Monday, March 8, 2010
Bob informed us that today is Darth Vader’s birthday. If you are planning on celebrating Mr. Vader’s birthday, you may benefit from the following celebration time-line that we used.
1. Leave your child unattended in the kitchen for several minutes and do not return until the silence takes on an eerie quality.
2. Discover that child has emptied contents of 5lb flour canister on kitchen floor while assembling “Darth Vader’s birthday cake.”
3. Admire cake. (Mound of flour on plate with candles inserted.)
4. Witness child’s Darth Vader Birthday Dance and resulting flour trail of family footprints through dining room into child’s bedroom.
5. See dog run through house with leash attached to collar. Dog uses leash as flour spreading instrument.
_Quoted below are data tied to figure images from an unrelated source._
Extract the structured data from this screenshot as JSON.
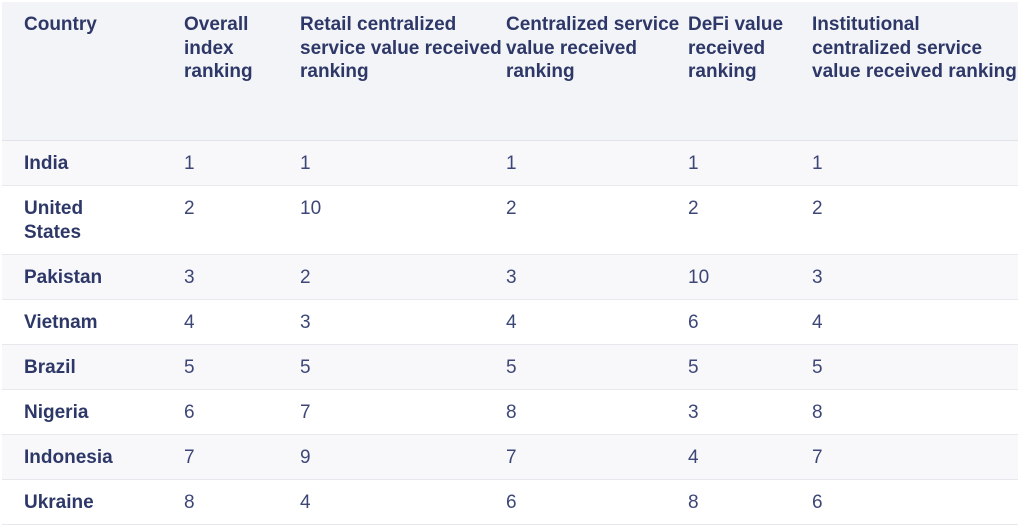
{
  "table": {
    "headers": [
      "Country",
      "Overall index ranking",
      "Retail centralized service value received ranking",
      "Centralized service value received ranking",
      "DeFi value received ranking",
      "Institutional centralized service value received ranking"
    ],
    "rows": [
      [
        "India",
        "1",
        "1",
        "1",
        "1",
        "1"
      ],
      [
        "United States",
        "2",
        "10",
        "2",
        "2",
        "2"
      ],
      [
        "Pakistan",
        "3",
        "2",
        "3",
        "10",
        "3"
      ],
      [
        "Vietnam",
        "4",
        "3",
        "4",
        "6",
        "4"
      ],
      [
        "Brazil",
        "5",
        "5",
        "5",
        "5",
        "5"
      ],
      [
        "Nigeria",
        "6",
        "7",
        "8",
        "3",
        "8"
      ],
      [
        "Indonesia",
        "7",
        "9",
        "7",
        "4",
        "7"
      ],
      [
        "Ukraine",
        "8",
        "4",
        "6",
        "8",
        "6"
      ]
    ]
  }
}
6. Discourage child from cleaning up using toy vacuum to spread flour into TV area. Child insists on “helping.”
7. Abandon cleaning when child announces that he can, “hear the worms screaming for help” in the big rain puddle outside.
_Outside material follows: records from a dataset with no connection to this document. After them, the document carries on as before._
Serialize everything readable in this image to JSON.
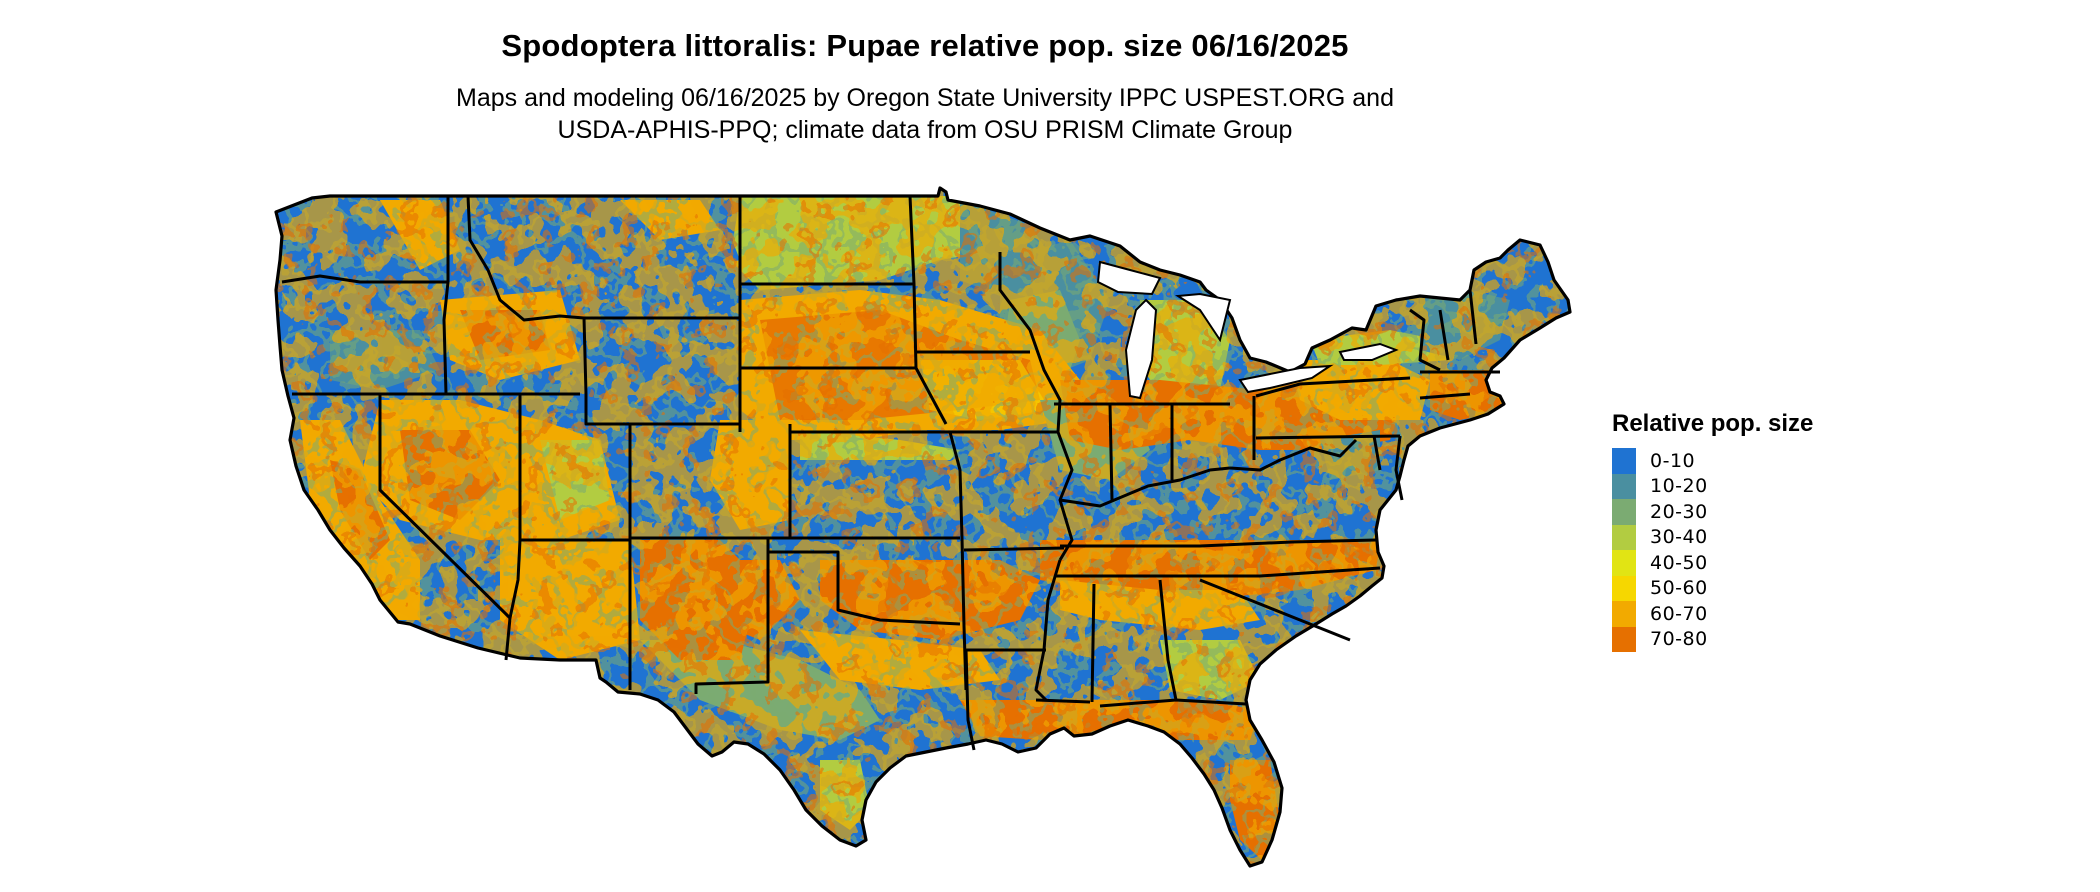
{
  "title": "Spodoptera littoralis: Pupae relative pop. size 06/16/2025",
  "subtitle_line1": "Maps and modeling 06/16/2025 by Oregon State University IPPC USPEST.ORG and",
  "subtitle_line2": "USDA-APHIS-PPQ; climate data from OSU PRISM Climate Group",
  "legend": {
    "title": "Relative pop. size",
    "items": [
      {
        "label": "0-10",
        "color": "#1f73d2"
      },
      {
        "label": "10-20",
        "color": "#4a8fa0"
      },
      {
        "label": "20-30",
        "color": "#7bab72"
      },
      {
        "label": "30-40",
        "color": "#b2cc41"
      },
      {
        "label": "40-50",
        "color": "#e1e414"
      },
      {
        "label": "50-60",
        "color": "#f6d700"
      },
      {
        "label": "60-70",
        "color": "#f2aa00"
      },
      {
        "label": "70-80",
        "color": "#e67000"
      }
    ]
  },
  "map": {
    "region": "Contiguous United States",
    "boundary_color": "#000000"
  }
}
8. Help rescue worms and slugs by placing them gently on the lawn.
9. Return to house and quickly realize that your wheat gluten allergy includes not merely ingesting but also inhaling flour. Resulting allergic reaction will last no more than 40 minutes.
10. Learn lesson in chemistry when premature use of mop/water combines with residual flour to create "floor paste."
11. Make a birthday wish that Yoda’s birthday be celebrated without cake. Spread rumor that Yoda likes ice cream only.